I work for DNV, a company which provides technical advice to people building solar and wind farms or operating electricity grids. For example, if the owner of an electricity grid wants to know how much energy a wind farm will produce, how long it will last, where to put it, or how to adapt the electricity grid, we do the calculations to answer such questions. I am responsible for developing new ways to answer these questions more accurately and more quickly.

The most important project I am working on is called the “digital transformation”, which means finding ways to use computing to do things faster and better than humans. It is similar to how schools now use computers and digital whiteboards instead of big encyclopaedias and messy blackboards. 

This kind of technological change has been really impressive in the wind industry over the past 30 years. Wind turbines today are more than 40 times more powerful than they were when I started working. It is exciting how wind energy has gone from being relatively unimportant to playing a big role in providing our electricity. 

In the UK, many people used to dislike wind turbines. Now though, we have a lot of turbines out in the sea and we get more than 15% of our electricity from wind. In Spain, they get more than 20%. It is exciting to be part of such big changes.

One of the best aspects of my job is working with people from around the world.

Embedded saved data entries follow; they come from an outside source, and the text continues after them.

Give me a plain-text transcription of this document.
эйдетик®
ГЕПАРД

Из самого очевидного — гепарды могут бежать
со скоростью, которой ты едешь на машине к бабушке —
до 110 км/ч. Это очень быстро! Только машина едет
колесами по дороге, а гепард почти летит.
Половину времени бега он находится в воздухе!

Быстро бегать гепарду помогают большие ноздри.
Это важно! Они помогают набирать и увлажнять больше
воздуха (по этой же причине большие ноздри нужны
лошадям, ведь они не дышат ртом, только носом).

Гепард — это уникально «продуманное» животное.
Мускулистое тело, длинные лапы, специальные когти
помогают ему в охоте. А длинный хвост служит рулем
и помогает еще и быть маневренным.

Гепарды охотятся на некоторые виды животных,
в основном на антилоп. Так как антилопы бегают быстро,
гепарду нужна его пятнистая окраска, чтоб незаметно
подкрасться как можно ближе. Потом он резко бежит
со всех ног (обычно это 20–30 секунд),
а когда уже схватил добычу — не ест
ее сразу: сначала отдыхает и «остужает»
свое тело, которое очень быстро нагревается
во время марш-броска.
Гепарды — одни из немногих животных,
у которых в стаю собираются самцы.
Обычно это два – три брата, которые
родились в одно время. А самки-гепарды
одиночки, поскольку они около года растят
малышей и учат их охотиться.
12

In the same day, I might speak to someone from India in the morning and to someone from California in the late afternoon – I love that diversity of culture! 

People around the world care about climate change. They often feel they can’t do much about it, but there are lots of things we can all do to make a difference. For example, we can encourage our governments to act against climate change by making it clear we want them to reduce carbon emissions.

You can help make this happen by writing to your local politician to ask them to build more wind farms, to set up lots of charging stations to make it easy to use electric cars and to create safe and convenient bike lanes to make it easy to cycle.